Out of the 63.6 percent, the securities facility took the bulk of financial system funds with 45.1 percent or P586.75 billion while the TDF mopped up 18.6 percent or P241.98 billion.
The BSP said in a report that the TDF and BSB bills’ interest rates have declined since the cumulative 50 basis points (bps) reductions in the policy rate in August and October 2024. At the end of last year, the BSP cut the policy rates by a combined 75 bps to 5.75 percent.
Meanwhile, the overnight reverse repurchase or RRP facility absorbed 28.5 percent of the total or P583.39 billion while the overnight deposit facility had 7.9 percent or P161.71 billion.
The BSP essentially removes money from banks to park these excess money with the BSP to earn fixed interest rates.
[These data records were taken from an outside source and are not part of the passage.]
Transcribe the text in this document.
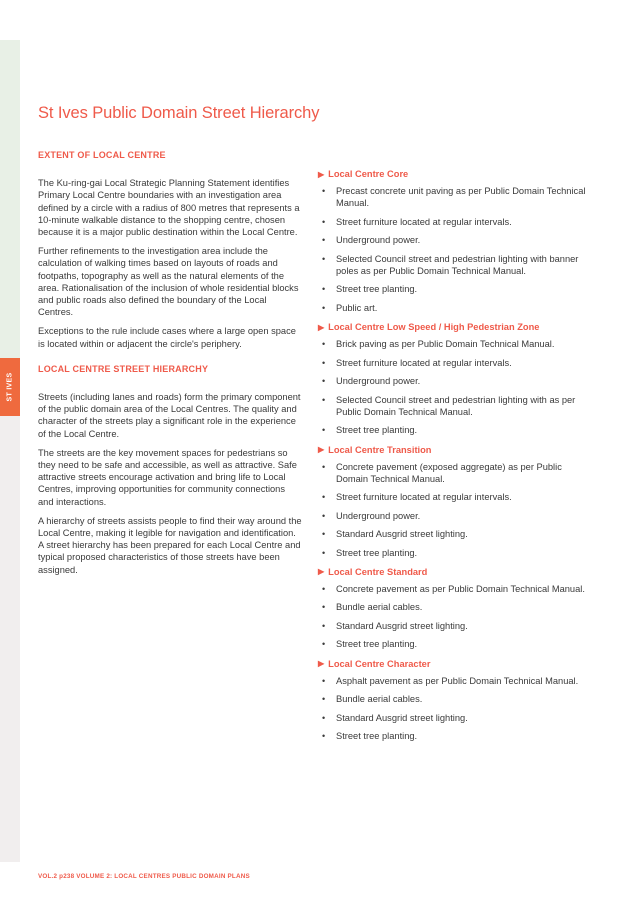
ST IVES
St Ives Public Domain Street Hierarchy
EXTENT OF LOCAL CENTRE

The Ku-ring-gai Local Strategic Planning Statement identifies Primary Local Centre boundaries with an investigation area defined by a circle with a radius of 800 metres that represents a 10-minute walkable distance to the shopping centre, chosen because it is a major public destination within the Local Centre.

Further refinements to the investigation area include the calculation of walking times based on layouts of roads and footpaths, topography as well as the natural elements of the area. Rationalisation of the inclusion of whole residential blocks and public roads also defined the boundary of the Local Centres.

Exceptions to the rule include cases where a large open space is located within or adjacent the circle's periphery.

LOCAL CENTRE STREET HIERARCHY

Streets (including lanes and roads) form the primary component of the public domain area of the Local Centres. The quality and character of the streets play a significant role in the experience of the Local Centre.

The streets are the key movement spaces for pedestrians so they need to be safe and accessible, as well as attractive. Safe attractive streets encourage activation and bring life to Local Centres, improving opportunities for community connections and interactions.

A hierarchy of streets assists people to find their way around the Local Centre, making it legible for navigation and identification. A street hierarchy has been prepared for each Local Centre and typical proposed characteristics of those streets have been assigned.

▶ Local Centre Core
• Precast concrete unit paving as per Public Domain Technical Manual.
• Street furniture located at regular intervals.
• Underground power.
• Selected Council street and pedestrian lighting with banner poles as per Public Domain Technical Manual.
• Street tree planting.
• Public art.
▶ Local Centre Low Speed / High Pedestrian Zone
• Brick paving as per Public Domain Technical Manual.
• Street furniture located at regular intervals.
• Underground power.
• Selected Council street and pedestrian lighting with as per Public Domain Technical Manual.
• Street tree planting.
▶ Local Centre Transition
• Concrete pavement (exposed aggregate) as per Public Domain Technical Manual.
• Street furniture located at regular intervals.
• Underground power.
• Standard Ausgrid street lighting.
• Street tree planting.
▶ Local Centre Standard
• Concrete pavement as per Public Domain Technical Manual.
• Bundle aerial cables.
• Standard Ausgrid street lighting.
• Street tree planting.
▶ Local Centre Character
• Asphalt pavement as per Public Domain Technical Manual.
• Bundle aerial cables.
• Standard Ausgrid street lighting.
• Street tree planting.
VOL.2 p238 VOLUME 2: LOCAL CENTRES PUBLIC DOMAIN PLANS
The main objective is to control and manage inflation that the BSP is targeting will settle between two percent to four percent until 2028. In 2024, inflation averaged at 3.2 percent.
To improve its monetary operations, the BSP completed the phased implementation of the RRP reforms in September 2023 in line with the plan for an eventual shift to a variable-rate RRP auction format.
Phase 1 of the reform involved the change in the timing of the daily RRP operations to a morning schedule starting on May 29, 2023. Phase 2 was the shift from a fixed-volume to a full-allotment auction format for the RRP facility which took effect on July 14, 2023. Phase 3 saw a another shift from a fixed-rate to a variable-rate RRP auction format with predetermined offer volume by Sept. 8, 2023.
The BSP’s primary monetary policy instrument is the interest rate on its RRP facility. Through the RRP, the BSP borrows money from banks using government securities as collateral.
Earlier this month, the BSP amended trust entities’ access to its BSP bills facility to include investment management accounts not just unit investment trust funds to absorb more liquidity from the financial system. They may purchase securities in the secondary market since BSP bills are available for trading at the Philippine Dealing and Exchange Corp.
The BSP securities’ facility are open to all universal and commercial banks, thrift banks, digital banks, quasi-banks and trust entities.
The BSP restored its authority to sell its own bonds or securities after its charter was amended in 2019. Basically, the central bank auctions BSP bills to reduce money supply. It first introduced the securities facility in September 2020.